MX$52 Billion Upgrade for GAP’s 12 Mexican Airports

MX Billion Upgrade for GAP’s 12 Mexican Airports

Guadalajara, Jalisco, México – Grupo Aeroportuario del Pacífico (GAP) has announced an ambitious investment of more than MX$13 billion (US$752.7 million) for 2026, marking a major step forward in the modernization of Mexico’s aviation landscape.

This funding is part of a comprehensive five-year, MX$52 billion (US$3.01 billion) capital program designed to transform 12 airports across the country. By upgrading facilities from the Pacific coast to the northern border, GAP aims to create a more seamless and efficient travel experience for millions of visitors.

The initiative is built on a strong outlook for the nation’s travel industry, as GAP anticipates serving up to 85 million passengers annually by 2029. To meet this rising demand, the group is implementing a massive 58% increase in terminal capacity and a 37% expansion of security inspection points. These improvements ensure that as travel grows, the airports remain spacious and easy to navigate.

GAP Chief Executive Raúl Revuelta noted that this infrastructure is a long-term investment in Mexico’s future, providing the resilience and capacity needed to support decades of tourism and economic growth.

Jalisco will see some of the most significant benefits, with Guadalajara and Puerto Vallarta receiving a combined MX$26 billion (US$1.51 billion).

At Guadalajara International Airport, MX$22.4 billion (US$1.3 billion) will be allocated to the construction of a second terminal and the deployment of new passenger-processing technologies. Puerto Vallarta is also set for a major upgrade, with MX$3.662 billion (US$212 million) billion dedicated to its new terminal, improved roadways, and expanded aircraft platforms. These projects will solidify the region’s status as a world-class destination for both business and leisure.
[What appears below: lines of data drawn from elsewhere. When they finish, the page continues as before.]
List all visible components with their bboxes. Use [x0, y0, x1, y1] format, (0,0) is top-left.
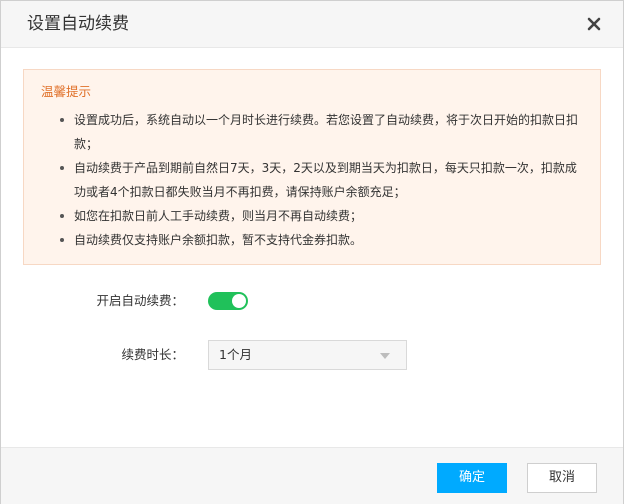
auto-renew-toggle[interactable] [208, 292, 248, 310]
notice-item: 设置成功后，系统自动以一个月时长进行续费。若您设置了自动续费，将于次日开始的扣款… [56, 108, 586, 156]
dialog-title: 设置自动续费 [27, 14, 129, 34]
cancel-button[interactable]: 取消 [527, 463, 597, 493]
notice-title: 温馨提示 [41, 84, 92, 99]
confirm-button[interactable]: 确定 [437, 463, 507, 493]
auto-renew-label: 开启自动续费： [96, 293, 184, 308]
notice-item: 自动续费于产品到期前自然日7天，3天，2天以及到期当天为扣款日，每天只扣款一次，… [56, 156, 586, 204]
notice-box: 温馨提示 设置成功后，系统自动以一个月时长进行续费。若您设置了自动续费，将于次日… [23, 69, 601, 265]
dialog-header: 设置自动续费 [1, 1, 623, 48]
notice-list: 设置成功后，系统自动以一个月时长进行续费。若您设置了自动续费，将于次日开始的扣款… [56, 108, 586, 252]
duration-select[interactable]: 1个月 [208, 340, 407, 370]
caret-down-icon [380, 353, 390, 359]
toggle-knob [232, 294, 246, 308]
duration-label: 续费时长： [121, 347, 184, 362]
close-icon[interactable] [585, 15, 603, 33]
auto-renew-dialog: 设置自动续费 温馨提示 设置成功后，系统自动以一个月时长进行续费。若您设置了自动… [0, 0, 624, 504]
dialog-footer: 确定 取消 [1, 447, 623, 504]
duration-select-value: 1个月 [219, 347, 252, 362]
notice-item: 自动续费仅支持账户余额扣款，暂不支持代金券扣款。 [56, 228, 586, 252]
notice-item: 如您在扣款日前人工手动续费，则当月不再自动续费； [56, 204, 586, 228]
Baja California Sur is also a major focus of this development, with Los Cabos and La Paz receiving a combined MX$8 billion (US$463.2 million) in upgrades. The majority of this funding, totaling MX$6.99 billion (US$404.8 million), will be dedicated specifically to the expansion of Terminal 2 at Los Cabos International Airport.

Further north, the focus shifts to enhancing international connectivity and safety. Tijuana International Airport will receive MX$9.79 billion (US$566.8 million) to expand its terminal and the Cross Border Xpress (CBX).

A critical safety milestone is also on the horizon for Tijuana: the installation of a Category II Instrument Landing System. Scheduled to be operational by June 2026, this MX$250 million (US$14.48 million) project will allow aircraft to land safely in low-visibility conditions, ensuring more reliable schedules regardless of the weather.

Beyond passenger comfort, the plan strengthens Mexico’s role in global trade by adding four new cargo positions to the network. This move bolsters regional logistics, making the country more competitive on the global stage. The remaining funds will be used to improve several other airports throughout the group’s network.

Funding for these massive projects is secured through a stable mix of internal cash flow and diverse market instruments, including pension funds and bond issuances.

As Raúl Revuelta explained, these modernized airports will serve as powerful engines for national and regional development, attracting new investment and integrating Mexico more closely with international markets.